As someone who has launched something free on HN before, the resulting signups were around 1/3rd valid users doing cool things and checking things out, and 2/3rds nefarious users.
My service (which doesn't have public access, only via SSH as a client) was used by a ransomware gang, which involved the service in investigation from Dutch CERT and Dubai police.
I run playit.gg. Abuse is a big problem on our free tier. I’d get https://github.com/projectdiscovery/nuclei setup to scan your online endpoints and autoban detections of c2 servers.
Thanks for sharing this. I run packetriot.com, another tunneling service and I ended up writing my own scanner for endpoints using keyword lists I gathered from various infosec resources.
I had done some account filtering for origins coming out of Tor, VPN networks, data centers, etc. but I recently dropped those and added an portal page for free accounts, similar to what ngrok does.
It was very effective at preventing abuse. I also added mechanism for reporting abuse on the safety page that's presented.
Our services were used for C2 as well. I investigated it a bit but eventually decided to just drop TCP forwarding from our free-tier and that reduced our abuse/malware reports for C2 over TCP to zero essentially.
One path I looked at was to use the VirusTotal API to help identify C2's that other security organizations were identifying and leverage that to automatically take down malicious TCP endpoints. I wrote some POCs but did not deploy them. It's something I plan on taking up again at some point next year.
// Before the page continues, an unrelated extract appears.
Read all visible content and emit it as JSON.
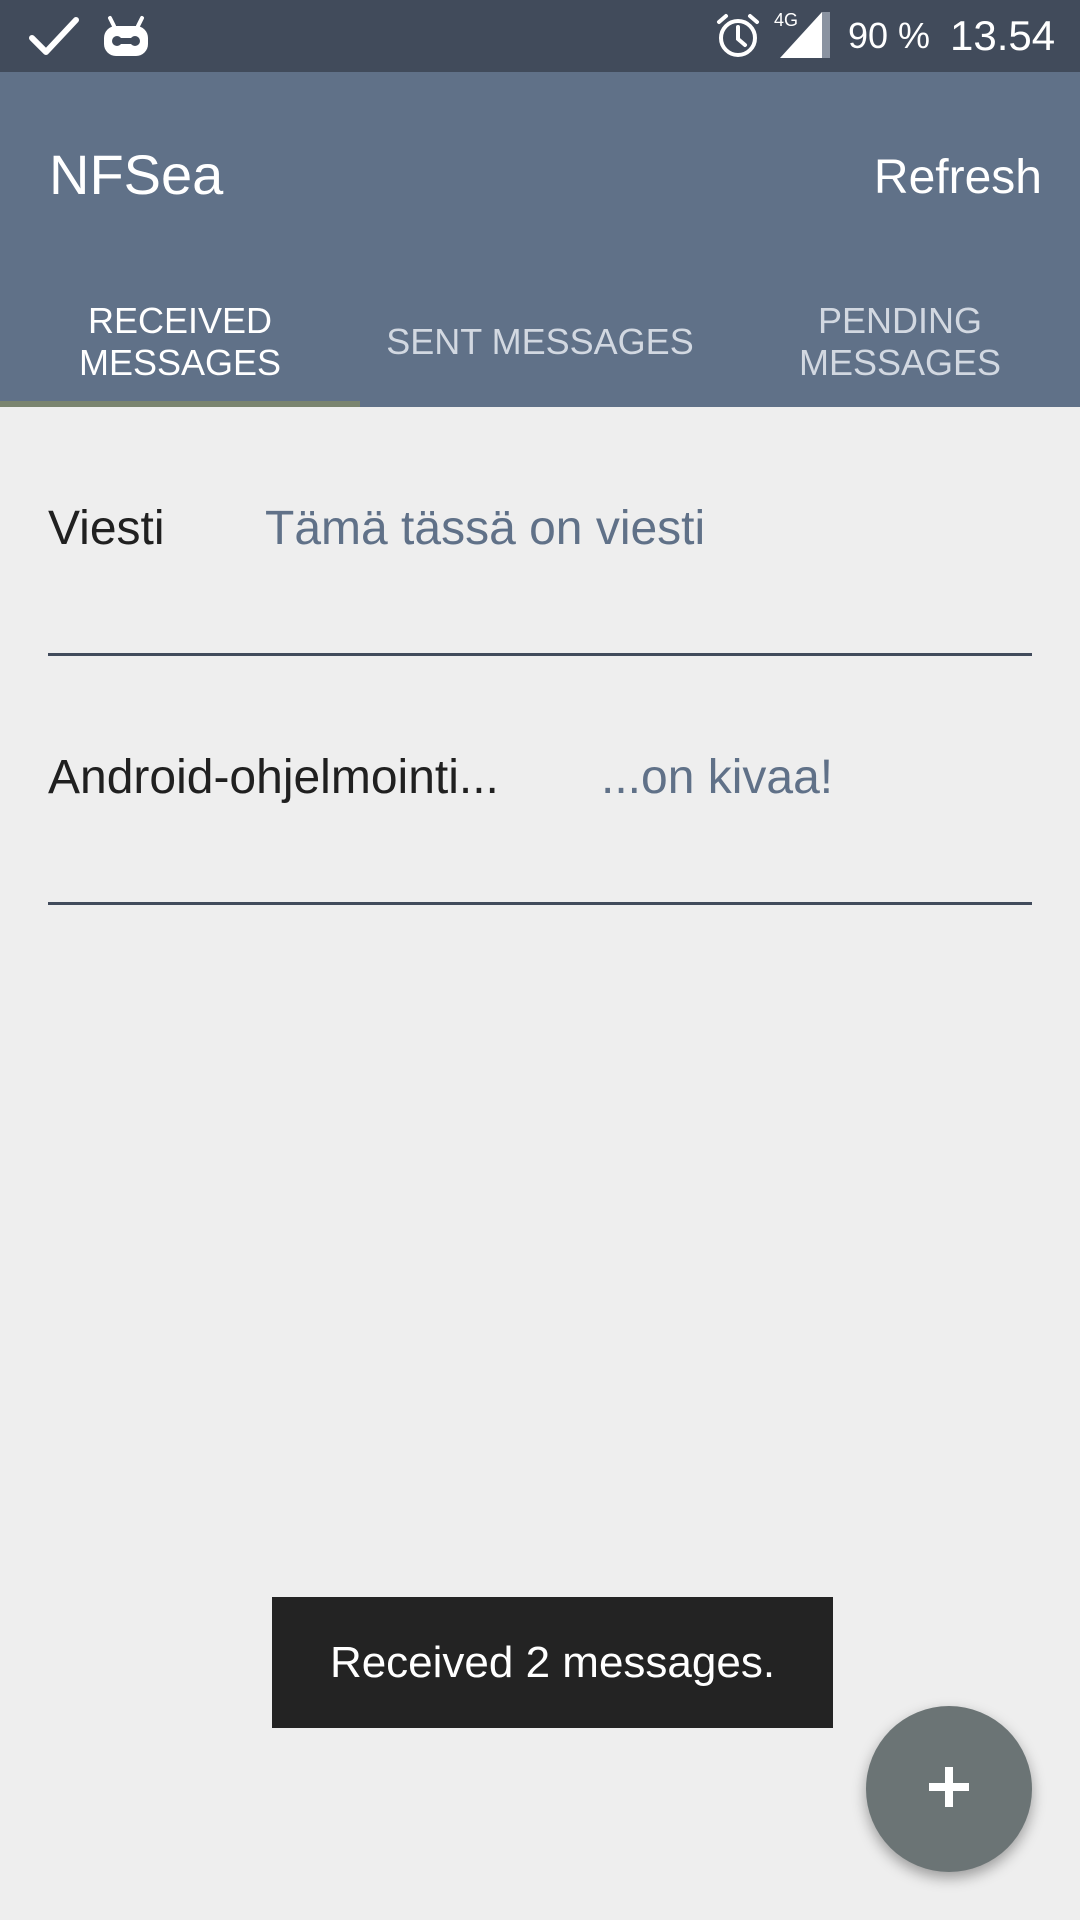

Want to chat on discord? Maybe we could combine efforts to try and stop people abusing our services :). We have a few vendors sending us automated reports, maybe I could open it up for multiple projects.
Do you have funding to cover the paying the bandwidth costs which will ultimately result from this? Or if you're running this from a home network, does anyone know if OP should be concerned of running into issues with their ISP?
The tunnel host appears to be a Hetzner server, they are pretty generous with bandwidth but the interesting thing I learned about doing some scalability improvements at a similar company [0] is that for these proxy systems, each direction’s traffic is egress bandwidth. Good luck OP, the tool looks cool. Kinda like pinggy.